The concept that certain peptides have anti-inflammatory properties and contribute to the innate host defense has been reported in other organ systems [18]. Specifically, SLPI is involved in protection against damage from tissue inflammation [9, 12]. It also neutralizes the action of neutrophil elastase as well as other metalloproteinases secreted in the ECM [13, 19, 20]. The interactions of MMPs with specific inhibitors as well as with prostaglandins and cytokines are essential for the regulation of normal corneal wound healing [4, 15, 16, 21]. Taken together with reports that MMP-8 is present in neutrophil granules (and is also known as neutrophil collagenase), it is highly likely that neutrophils are the major source of the metalloproteinase in the current study [16]. In addition, SLPI is upregulated in response to proinflammatory cytokines and to bacterial products [9, 11]. Previous experiments show SLPI expression in bronchial, nasal, and cervical tissues, in tears, and in ocular tissue [19, 21]. Our study expands upon these findings and highlights the role of SLPI in intraocular inflammation and ocular innate immunity.

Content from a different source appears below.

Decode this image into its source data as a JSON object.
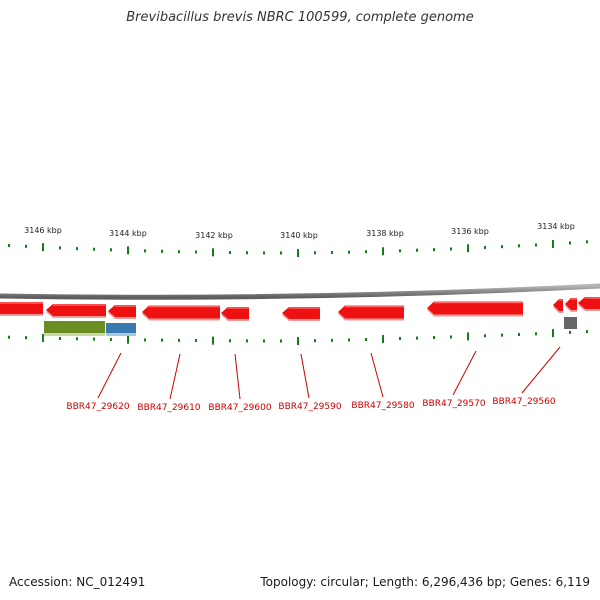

Recent studies, including a murine model of endophthalmitis, demonstrate that the SLPI is secreted by inflammatory and noninflammatory cells in response to tissue destruction [8, 9, 12, 14, 22, 23]. In conjunction with our findings, SLPI likely plays a similarly important pathophysiologic role in S. aureus keratitis. Most likely, it is expressed in response to inflammation itself, although our data do not directly rule out SLPI expression directly induced by bacterial toxins or cell wall components. In our experiments, increased expression of SLPI was found not just in association with neutrophilic infiltration, but also with increased cytokine production. As in other organ systems, expression of SLPI may be upregulated in response to proinflammatory cytokines [8, 13].

5. Conclusion

We demonstrate that SLPI may be secreted in order to promote the early eradication of invading microorganisms and to protect the cornea against proteolytic destruction by inflammatory cells. The known antiprotease and antimicrobial activities of SLPI suggest that its expression is actively regulated at the site of ocular tissue inflammation. In addition to supportive findings in other organ systems, our study suggests that expression of SLPI may be up regulated as a result of increased expression of IL-1, IL-6, TNF-alpha, and MMP-8. Expression of SLPI may have a role in regulation of neutrophil recruitment. Because of its endogenous antimicrobial activities and role as an inflammatory mediator, further studies addressing the role of SLPI in innate ocular immunity and in wound-healing may have consequences in the development of innovative prophylactic and therapeutic strategies for eye disease.


This work was supported by an unrestricted grant from Research, Catholic University of Cordoba, Cordoba, Argentina.